Plus loin, c’est l’Ombria, site destiné au documentaire. En attendant que Raymond Depardon offre la dernière livraison de ses Profils paysans, trois jeunes filles disputent une partie de scrabble acharnée, en plein milieu du chemin.
Tranquillement, nous redescendons vers le boulingrin qui, l’heure de la sieste passée, a trouvé vie. Assis sur un banc de pierre, je me régale des dégaines et des dialogues des boulistes dignes d’un film de Marcel Pagnol. Auprès de moi, un vieux corse qu’on dirait sortir d’un film d’Audiard ou de José Giovanni, sifflote Aznavour, « Viens voir les comédiens qui arrivent » … il n’est que dix-neuf heures, ils n’arriveront qu’un peu plus tard, sur l’écran blanc de la nuit noire.
En attendant, nous rejoignons la fraîche terrasse de l’excellent restaurant du Campu Latinu.Tout en jouissant de la vue sur le village rougi par le soleil couchant, nous nous rassasions d’une savoureuse cuisine méditerranéenne, rafraîchie par un gouleyant rosé de Sartène.
Puis, il est temps de rejoindre, à l’autre bout du village, la Piscine pour plonger … dans l’univers du septième art.

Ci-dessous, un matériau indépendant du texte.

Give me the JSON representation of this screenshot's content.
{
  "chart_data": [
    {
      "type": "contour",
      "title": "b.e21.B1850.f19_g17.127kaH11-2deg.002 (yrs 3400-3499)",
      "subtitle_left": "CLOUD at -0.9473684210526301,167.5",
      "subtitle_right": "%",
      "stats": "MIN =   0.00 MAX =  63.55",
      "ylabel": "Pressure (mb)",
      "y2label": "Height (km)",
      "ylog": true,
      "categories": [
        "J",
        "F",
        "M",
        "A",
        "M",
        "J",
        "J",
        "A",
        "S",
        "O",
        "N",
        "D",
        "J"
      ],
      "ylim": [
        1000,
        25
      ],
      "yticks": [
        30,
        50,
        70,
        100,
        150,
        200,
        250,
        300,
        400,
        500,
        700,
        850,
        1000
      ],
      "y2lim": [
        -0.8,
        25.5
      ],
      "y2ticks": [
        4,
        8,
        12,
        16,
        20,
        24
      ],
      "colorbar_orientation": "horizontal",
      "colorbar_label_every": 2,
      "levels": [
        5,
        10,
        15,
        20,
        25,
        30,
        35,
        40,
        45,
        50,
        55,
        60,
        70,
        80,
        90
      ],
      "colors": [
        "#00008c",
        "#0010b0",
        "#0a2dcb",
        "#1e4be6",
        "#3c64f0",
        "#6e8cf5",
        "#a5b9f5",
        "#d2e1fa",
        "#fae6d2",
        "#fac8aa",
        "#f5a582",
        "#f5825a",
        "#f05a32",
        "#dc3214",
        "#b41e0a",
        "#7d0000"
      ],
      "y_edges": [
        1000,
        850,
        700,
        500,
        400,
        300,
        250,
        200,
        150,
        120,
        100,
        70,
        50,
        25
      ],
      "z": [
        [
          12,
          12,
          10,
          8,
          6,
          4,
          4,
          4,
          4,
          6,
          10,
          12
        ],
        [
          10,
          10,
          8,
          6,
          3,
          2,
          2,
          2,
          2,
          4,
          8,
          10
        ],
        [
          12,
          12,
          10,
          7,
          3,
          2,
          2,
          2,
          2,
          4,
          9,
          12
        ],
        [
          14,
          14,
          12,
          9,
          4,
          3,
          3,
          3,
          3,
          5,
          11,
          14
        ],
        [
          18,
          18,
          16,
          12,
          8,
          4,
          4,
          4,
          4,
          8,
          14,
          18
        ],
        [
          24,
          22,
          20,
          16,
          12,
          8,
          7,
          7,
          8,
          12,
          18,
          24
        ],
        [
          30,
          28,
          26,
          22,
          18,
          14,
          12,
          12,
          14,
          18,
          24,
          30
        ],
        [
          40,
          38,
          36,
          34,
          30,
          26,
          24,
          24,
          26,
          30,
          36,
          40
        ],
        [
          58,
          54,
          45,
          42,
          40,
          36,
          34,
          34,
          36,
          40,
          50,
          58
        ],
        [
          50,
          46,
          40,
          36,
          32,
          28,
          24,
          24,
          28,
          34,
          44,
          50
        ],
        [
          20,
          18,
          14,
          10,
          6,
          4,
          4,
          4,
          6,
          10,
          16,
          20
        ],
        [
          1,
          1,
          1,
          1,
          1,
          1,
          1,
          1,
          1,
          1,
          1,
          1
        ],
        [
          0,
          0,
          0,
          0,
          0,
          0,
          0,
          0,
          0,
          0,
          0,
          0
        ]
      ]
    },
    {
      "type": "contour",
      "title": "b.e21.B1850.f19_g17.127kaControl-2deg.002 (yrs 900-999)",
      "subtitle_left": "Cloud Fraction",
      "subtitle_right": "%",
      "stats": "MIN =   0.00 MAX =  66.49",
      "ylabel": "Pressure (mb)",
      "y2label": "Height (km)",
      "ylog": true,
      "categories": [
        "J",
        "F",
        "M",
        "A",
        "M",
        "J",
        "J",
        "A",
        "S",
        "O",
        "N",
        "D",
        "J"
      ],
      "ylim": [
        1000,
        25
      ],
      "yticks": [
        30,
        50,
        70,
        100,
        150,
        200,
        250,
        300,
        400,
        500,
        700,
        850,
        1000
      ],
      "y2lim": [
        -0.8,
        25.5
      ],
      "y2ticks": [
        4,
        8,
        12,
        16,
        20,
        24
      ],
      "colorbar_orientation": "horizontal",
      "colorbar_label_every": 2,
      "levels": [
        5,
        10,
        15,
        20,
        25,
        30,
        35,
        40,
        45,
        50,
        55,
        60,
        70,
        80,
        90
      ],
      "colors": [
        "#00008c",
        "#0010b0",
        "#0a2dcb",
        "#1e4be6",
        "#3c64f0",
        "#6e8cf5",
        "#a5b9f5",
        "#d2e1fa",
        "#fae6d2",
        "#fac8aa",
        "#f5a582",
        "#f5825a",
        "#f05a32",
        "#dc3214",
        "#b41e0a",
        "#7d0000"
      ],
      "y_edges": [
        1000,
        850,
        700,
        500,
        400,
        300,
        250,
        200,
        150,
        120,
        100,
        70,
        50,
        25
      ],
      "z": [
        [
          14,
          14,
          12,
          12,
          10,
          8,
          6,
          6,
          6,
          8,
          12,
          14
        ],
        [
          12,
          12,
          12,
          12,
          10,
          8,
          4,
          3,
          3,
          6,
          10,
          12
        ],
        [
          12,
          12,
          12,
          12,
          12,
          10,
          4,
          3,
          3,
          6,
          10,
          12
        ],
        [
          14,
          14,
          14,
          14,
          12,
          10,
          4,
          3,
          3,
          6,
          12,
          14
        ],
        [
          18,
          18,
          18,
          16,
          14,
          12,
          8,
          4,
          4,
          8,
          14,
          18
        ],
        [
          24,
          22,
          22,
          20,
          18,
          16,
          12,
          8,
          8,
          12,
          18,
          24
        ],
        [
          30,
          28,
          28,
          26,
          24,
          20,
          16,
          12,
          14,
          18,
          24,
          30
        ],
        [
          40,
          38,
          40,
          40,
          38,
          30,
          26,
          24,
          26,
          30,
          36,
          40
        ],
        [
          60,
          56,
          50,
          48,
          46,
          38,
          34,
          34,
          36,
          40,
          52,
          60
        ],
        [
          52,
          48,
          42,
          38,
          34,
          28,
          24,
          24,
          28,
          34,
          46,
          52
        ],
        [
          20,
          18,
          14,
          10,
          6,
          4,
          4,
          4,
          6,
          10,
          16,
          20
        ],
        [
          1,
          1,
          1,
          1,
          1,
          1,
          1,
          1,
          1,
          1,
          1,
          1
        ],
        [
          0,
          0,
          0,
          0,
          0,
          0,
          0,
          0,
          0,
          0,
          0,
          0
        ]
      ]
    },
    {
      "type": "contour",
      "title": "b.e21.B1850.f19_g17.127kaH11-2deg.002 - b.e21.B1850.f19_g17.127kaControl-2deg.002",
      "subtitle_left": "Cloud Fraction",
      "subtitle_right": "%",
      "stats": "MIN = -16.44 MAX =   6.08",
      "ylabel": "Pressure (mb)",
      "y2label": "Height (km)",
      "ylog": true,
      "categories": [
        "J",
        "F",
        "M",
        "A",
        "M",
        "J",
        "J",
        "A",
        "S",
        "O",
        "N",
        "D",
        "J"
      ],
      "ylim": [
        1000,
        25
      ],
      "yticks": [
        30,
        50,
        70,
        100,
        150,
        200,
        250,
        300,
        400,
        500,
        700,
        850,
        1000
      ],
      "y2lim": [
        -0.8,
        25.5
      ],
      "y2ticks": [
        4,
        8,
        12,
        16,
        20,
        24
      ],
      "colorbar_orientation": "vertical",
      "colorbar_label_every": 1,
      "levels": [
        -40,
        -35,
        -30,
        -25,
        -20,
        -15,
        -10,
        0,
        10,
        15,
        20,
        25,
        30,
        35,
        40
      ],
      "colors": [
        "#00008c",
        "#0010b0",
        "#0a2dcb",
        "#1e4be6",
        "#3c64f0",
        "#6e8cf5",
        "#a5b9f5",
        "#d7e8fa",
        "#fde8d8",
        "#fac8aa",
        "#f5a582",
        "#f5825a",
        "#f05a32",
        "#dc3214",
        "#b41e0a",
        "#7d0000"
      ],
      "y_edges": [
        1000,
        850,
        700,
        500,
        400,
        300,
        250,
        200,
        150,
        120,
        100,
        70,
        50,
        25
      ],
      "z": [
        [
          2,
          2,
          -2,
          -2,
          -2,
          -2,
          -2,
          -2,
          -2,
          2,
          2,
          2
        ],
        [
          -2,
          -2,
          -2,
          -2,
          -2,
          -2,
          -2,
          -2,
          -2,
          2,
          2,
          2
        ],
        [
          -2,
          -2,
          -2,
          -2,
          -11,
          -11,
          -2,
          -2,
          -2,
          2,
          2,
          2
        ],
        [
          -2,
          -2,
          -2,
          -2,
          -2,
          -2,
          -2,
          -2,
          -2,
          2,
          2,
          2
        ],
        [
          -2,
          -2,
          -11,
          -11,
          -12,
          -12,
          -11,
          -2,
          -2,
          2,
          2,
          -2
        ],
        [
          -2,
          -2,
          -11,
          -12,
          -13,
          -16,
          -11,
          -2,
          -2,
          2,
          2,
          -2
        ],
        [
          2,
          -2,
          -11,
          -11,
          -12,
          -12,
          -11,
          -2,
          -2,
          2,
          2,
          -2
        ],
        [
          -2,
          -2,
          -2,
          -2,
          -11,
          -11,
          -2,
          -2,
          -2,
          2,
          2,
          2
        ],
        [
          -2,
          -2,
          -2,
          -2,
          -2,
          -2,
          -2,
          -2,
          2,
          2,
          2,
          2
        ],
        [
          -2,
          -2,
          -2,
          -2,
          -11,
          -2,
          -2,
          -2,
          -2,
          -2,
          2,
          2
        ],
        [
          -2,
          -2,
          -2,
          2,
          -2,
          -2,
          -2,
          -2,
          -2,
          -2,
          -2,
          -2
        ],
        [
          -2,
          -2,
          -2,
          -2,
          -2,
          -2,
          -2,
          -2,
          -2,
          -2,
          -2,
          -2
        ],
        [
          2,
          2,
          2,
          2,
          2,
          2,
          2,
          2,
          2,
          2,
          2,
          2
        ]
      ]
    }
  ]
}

Cinéphiles, touristes, curieux, villageois s’y retrouvent la nuit tombée, les yeux vers la toile et les étoiles.
Coïncidence, ce soir, avec Fly me to the moon, on s’envole vers une autre planète. Le scénario subtil du réalisateur belge Ben Stassen, a choisi comme stars, trois mouches qui embarquent discrètement dans le premier vol vers la Lune avec les astronautes Armstrong, Aldrin et Collins. Ce film d’animation utilise la technologie du système 3D qu’on découvre à l’aide de lunettes spéciales prêtées à l’entrée. On nous promet que d’ici dix ans, toutes les salles de cinéma seront équipées pour la vision en trois dimensions. Deux courts clips sont projetés en début de séance, pour vérifier le bon fonctionnement du dispositif. Résultat concluant pour 475 des 480 spectateurs présents, l’organisateur révélant qu’un pour cent de la population ne jouit pas de la vision en relief !!! Frustration évidente car l’effet est saisissant et les sympathiques diptères semblent voleter autour de notre fauteuil. Les nouvelles générations se familiarisent avec la navigation spatiale et l’aventure d’Apollo 11 tandis que les anciennes, nourries aux bandes dessinées alors visionnaires de Tintin, se surprennent à croire en l’odyssée de ces « mouchonautes ». Peu avant la fin du film, le vrai Aldrin vient briser le rêve en affirmant qu’aucun insecte n’a pu l’accompagner dans sa mission. Magie du cinéma ! En me levant de mon siège, je jette un œil vers le ciel constellé d’étoiles. Il manque juste la lune, c’est vrai qu’elle était sur l’écran ! Le public, en file indienne, s’écoule lentement sur le chemin escarpé et peu éclairé qui ramène à flanc de colline, au centre du village. Je pense au prologue de Aguirre ou la colère de Dieu et cet interminable cordon d’indiens accrochés à la vertigineuse montagne andine … Ah, Cinéma quand tu nous tiens ! Cette année, la présidente du jury était Sandrine Bonnaire, une actrice vraie, sincère, modeste et talentueuse comme l’est le Festival de Lama. Venez un jour dans ce minuscule village de montagne qui voit la mer en bas, au fond de la vallée.